To address at least one of those problems, the KHL has acted on suggestions backed by the coach and tweaked its schedule to create more blank days around the Euro Hockey Tour stages and in the build-up to the World Championship. Shorter play-off series should mean no repeat of this season’s finale, which saw Russia take to the ice for a pre-competition game against Finland barely 24 hours after the Gagarin Cup final had been settled. “The schedule is very tough for our players, and recovery time is needed to prepare calmly for Euro Hockey Tour games,” Bilyaletdinov explained.
And preparation is about more than winning Eurotour games and even World Championships: there is just one more full season before the Sochi Olympics brings the biggest prize in the sport to Russian ice in 2014, and Bilyaletdinov expects total commitment from those who hope to be handed the chance of ending Russia’s 20-year wait for gold. “There is not much time left,” he warned. “This is why we want to hold a training camp in Switzerland to look at our players – especially young players – one more time.

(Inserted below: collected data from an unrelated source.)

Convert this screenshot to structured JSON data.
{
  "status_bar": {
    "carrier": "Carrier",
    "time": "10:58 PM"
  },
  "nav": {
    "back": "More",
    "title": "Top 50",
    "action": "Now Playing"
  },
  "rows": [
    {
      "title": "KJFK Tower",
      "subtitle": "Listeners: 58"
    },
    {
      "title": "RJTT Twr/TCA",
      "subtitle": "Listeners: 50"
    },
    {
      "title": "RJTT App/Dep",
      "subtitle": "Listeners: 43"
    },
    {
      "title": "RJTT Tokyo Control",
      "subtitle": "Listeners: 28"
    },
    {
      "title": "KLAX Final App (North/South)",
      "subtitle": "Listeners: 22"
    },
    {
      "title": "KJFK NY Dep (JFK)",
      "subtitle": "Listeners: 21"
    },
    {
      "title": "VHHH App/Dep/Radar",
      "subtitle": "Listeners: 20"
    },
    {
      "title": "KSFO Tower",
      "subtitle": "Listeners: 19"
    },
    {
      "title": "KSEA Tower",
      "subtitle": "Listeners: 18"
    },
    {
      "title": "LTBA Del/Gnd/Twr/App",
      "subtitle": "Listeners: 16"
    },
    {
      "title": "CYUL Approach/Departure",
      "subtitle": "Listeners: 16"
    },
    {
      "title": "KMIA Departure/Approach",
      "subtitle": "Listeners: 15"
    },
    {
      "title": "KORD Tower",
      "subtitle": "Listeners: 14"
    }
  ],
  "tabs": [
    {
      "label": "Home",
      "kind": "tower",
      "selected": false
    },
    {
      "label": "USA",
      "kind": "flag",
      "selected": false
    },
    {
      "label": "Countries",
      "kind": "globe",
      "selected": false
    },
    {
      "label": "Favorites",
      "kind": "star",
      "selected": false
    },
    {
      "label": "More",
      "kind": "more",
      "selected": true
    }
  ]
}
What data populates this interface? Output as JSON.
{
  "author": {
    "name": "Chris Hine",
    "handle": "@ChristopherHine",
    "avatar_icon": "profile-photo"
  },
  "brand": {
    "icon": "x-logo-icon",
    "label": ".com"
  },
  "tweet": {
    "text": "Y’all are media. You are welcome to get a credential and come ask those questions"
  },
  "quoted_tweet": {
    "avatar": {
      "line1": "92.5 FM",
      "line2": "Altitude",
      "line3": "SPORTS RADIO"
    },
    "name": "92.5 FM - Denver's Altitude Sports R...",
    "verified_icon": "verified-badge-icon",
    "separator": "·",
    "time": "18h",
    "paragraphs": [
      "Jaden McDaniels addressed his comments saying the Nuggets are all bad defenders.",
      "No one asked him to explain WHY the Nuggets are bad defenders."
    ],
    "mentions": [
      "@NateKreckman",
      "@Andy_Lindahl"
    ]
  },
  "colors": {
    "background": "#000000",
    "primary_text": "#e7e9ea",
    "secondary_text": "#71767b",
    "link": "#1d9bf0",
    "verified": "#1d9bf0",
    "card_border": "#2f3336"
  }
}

We need to see who they are, what they can do and what prospects they have. We are already setting this up.”
Mention of young players inevitably raises the specter of a Trans-Atlantic trail of talent taking its chance in the NHL. Much has changed here since Bilyaletdinov’s earlier spell with the national set-up in 2004, when the roster was dominated by North American-based players. But while KHL president Alexander Medvedev loudly proclaims the new-look Russian competition as a natural rival to the NHL, the coach is cautious about dismissing the allure of Stanley Cup dreams. “Of course [KHL players] are right here in front of us and we can say exactly how they play and what they do,” he said. “On the other hand the NHL has a very high level of hockey; the best players are there, world class players, and it’s very prestigious.”
Keeping NHL players involved in the national set-up remains a challenge – participation in Euro Hockey Tour during the season is impossible, World Championship action is limited and even the Olympic rosters themselves may be left without the North American contingent according to some in the New World. While Bilyaletdinov is confident that the threat of an NHL-free Olympics will be averted, he acknowledged the difficulties of dealing with the more distant members of his potential squad, and highlighted the importance of those World Championship games. “Players have a chance to play there so we understand what they can do, and they get a glimpse of the direction we are moving in and how we play,” he said. “There is an opportunity. It’s not big, but at least it exists.”
And for the players themselves, the likes of Yevgeni Malkin and Pavel Datsyuk, Alexander Ovechkin and Semyon Varlamov, made a huge impact on the World Championship – none more so than tournament top scorer and MVP Malkin. And if in previous tournaments there was uncertainty at times about the ease with which returning NHLers could integrate into Russia’s gameplan, Bilyaletdinov insisted this time around there was no such difficulty.
“These are great players and everything went as you’d expect. I’m grateful to them,” the coach said. “We were a team, and everyone understood how to prepare, what had to be done. There were no questions.”